Instructive call to action

Basically, instruction is the action-related communication between an authority ( teacher , trainer , educator , supervisor , etc.) and a person who should / must be taught something in the broadest sense in order to acquire practical knowledge or behavior or to learn a course of action. Every instruction is therefore connected with an instructive-explanatory, sometimes educational, intent, in addition to the requesting one , insofar as it is not only about the purely authoritative transmission of a regulation or an order, but also always about providing the recipient with theoretical and / or practical information to guide and thus enable them to carry out the desired action in the desired manner.

Programming command

In the program , the term "instruction" is often used as a synonym (for "command" English. Instruction or command ), or synonymous with "instruction" used or for "command code" to the instruction set defined a computer code for a particular machine instruction .

Unix command

An instruction at the operating system level is a command within a command line , for example a Unix command .

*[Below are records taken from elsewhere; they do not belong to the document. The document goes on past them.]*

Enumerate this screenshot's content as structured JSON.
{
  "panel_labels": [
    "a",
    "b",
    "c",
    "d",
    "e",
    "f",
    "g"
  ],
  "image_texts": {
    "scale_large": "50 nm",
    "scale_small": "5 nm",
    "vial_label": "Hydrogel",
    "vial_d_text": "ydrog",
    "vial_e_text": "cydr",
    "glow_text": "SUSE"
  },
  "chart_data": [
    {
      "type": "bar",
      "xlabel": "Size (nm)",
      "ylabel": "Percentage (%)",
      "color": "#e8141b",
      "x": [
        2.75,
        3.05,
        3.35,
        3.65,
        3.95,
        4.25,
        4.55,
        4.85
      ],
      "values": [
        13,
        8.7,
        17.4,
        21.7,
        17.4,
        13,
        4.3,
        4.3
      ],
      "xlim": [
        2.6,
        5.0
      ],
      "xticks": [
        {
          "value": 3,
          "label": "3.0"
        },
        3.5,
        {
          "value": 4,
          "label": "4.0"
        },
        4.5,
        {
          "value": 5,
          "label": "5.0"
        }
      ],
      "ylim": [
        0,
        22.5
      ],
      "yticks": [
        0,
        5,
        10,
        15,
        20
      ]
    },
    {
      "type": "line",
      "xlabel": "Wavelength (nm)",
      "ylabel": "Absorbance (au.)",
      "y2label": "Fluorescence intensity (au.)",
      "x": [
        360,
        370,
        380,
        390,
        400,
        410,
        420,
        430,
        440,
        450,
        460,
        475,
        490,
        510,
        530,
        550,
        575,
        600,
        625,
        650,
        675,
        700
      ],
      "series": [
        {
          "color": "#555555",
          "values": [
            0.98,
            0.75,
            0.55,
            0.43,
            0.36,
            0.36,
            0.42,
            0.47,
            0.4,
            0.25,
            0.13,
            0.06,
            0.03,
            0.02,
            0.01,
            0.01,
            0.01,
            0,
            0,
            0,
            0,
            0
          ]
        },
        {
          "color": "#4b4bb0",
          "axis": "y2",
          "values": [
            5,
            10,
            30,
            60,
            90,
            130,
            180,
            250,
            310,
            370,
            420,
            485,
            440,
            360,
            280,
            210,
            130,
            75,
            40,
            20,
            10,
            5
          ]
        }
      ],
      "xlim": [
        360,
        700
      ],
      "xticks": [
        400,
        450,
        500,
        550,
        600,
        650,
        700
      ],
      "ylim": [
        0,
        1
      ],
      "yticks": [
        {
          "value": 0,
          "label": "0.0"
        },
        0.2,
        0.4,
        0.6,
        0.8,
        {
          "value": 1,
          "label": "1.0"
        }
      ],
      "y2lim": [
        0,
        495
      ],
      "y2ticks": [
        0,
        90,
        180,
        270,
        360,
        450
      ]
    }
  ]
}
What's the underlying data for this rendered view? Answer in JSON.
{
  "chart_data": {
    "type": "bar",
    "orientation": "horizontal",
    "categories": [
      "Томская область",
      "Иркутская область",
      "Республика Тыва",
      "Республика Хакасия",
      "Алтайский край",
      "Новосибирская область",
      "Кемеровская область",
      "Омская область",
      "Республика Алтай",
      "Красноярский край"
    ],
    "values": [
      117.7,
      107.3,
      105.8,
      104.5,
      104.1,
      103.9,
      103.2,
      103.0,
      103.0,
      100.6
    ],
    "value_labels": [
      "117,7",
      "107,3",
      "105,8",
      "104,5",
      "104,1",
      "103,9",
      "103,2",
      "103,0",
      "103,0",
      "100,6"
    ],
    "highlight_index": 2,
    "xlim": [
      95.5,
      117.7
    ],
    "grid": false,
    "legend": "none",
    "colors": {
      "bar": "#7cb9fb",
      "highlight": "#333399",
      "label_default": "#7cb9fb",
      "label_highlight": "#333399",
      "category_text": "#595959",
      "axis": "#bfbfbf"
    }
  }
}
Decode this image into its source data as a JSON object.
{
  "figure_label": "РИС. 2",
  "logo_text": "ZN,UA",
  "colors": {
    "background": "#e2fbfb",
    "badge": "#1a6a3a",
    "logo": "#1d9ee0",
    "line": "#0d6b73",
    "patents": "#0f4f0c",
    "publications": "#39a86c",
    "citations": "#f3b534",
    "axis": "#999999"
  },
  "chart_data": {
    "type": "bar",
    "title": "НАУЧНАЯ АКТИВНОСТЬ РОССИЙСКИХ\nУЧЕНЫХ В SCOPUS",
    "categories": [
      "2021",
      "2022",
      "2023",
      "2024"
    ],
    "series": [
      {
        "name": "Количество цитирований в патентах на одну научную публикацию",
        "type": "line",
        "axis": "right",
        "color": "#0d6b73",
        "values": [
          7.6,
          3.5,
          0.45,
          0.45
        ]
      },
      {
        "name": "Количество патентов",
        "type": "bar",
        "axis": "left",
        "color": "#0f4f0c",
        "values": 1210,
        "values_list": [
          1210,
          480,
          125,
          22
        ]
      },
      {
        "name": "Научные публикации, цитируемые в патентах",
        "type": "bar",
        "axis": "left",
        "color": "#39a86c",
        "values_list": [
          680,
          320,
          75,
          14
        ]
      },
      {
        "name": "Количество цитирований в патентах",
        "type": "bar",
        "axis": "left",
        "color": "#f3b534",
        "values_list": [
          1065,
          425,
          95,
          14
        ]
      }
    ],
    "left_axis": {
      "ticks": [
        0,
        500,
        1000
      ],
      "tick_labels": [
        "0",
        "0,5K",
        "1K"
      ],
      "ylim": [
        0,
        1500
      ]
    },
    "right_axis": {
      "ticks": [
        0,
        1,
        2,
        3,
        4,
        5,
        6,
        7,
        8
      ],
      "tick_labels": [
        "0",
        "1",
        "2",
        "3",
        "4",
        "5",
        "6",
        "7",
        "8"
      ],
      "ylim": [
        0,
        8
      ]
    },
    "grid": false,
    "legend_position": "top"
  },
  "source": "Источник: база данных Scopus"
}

Canon Law Interpretation Instructions

In Roman Catholic canon law , the instruction is a written statement of interpretation and execution from the ecclesiastical authority ( congregation ) for a law (which is usually issued as an Apostolic Constitution or Motu Proprio ). In contrast to laws, instructions have no legal force of their own and only have legal force if they interpret a specific law. Instructions that try to create new law have no legal force. This applies e.g. B. for the regulation in Universae Ecclesiae that the unreformed mass rite of 1962 can also be used on the Easter holidays. Summorum Pontificum expressly does not allow this. Thus Universae Ecclesiae tries to create new law, but has no legal force on the point mentioned. Unlike the encyclical (papal circular), an instruction is not a textbook, but serves the uniformly regulated interpretation and implementation of church laws.

See for example:

Process preparation

The preparatory procedural acts (e.g. the criminal investigation or the evidence procedure ), which precede the actual process in the inquisitorial procedure , are referred to in the procedural law of numerous legal systems and historically also in German-language procedural law as the instruction procedure or instruction phase . In Swiss legal language, the instruction procedure is also called the preliminary procedure . Often the instruction takes place before another judicial authority (such as examining magistrate or public prosecutor ) than the subsequent main proceedings .

See also

Individual evidence

  1. Martin Klöckener: The Chrism Mass in the Archdiocese of Vaduz . Swiss church newspaper. Retrieved May 14, 2019.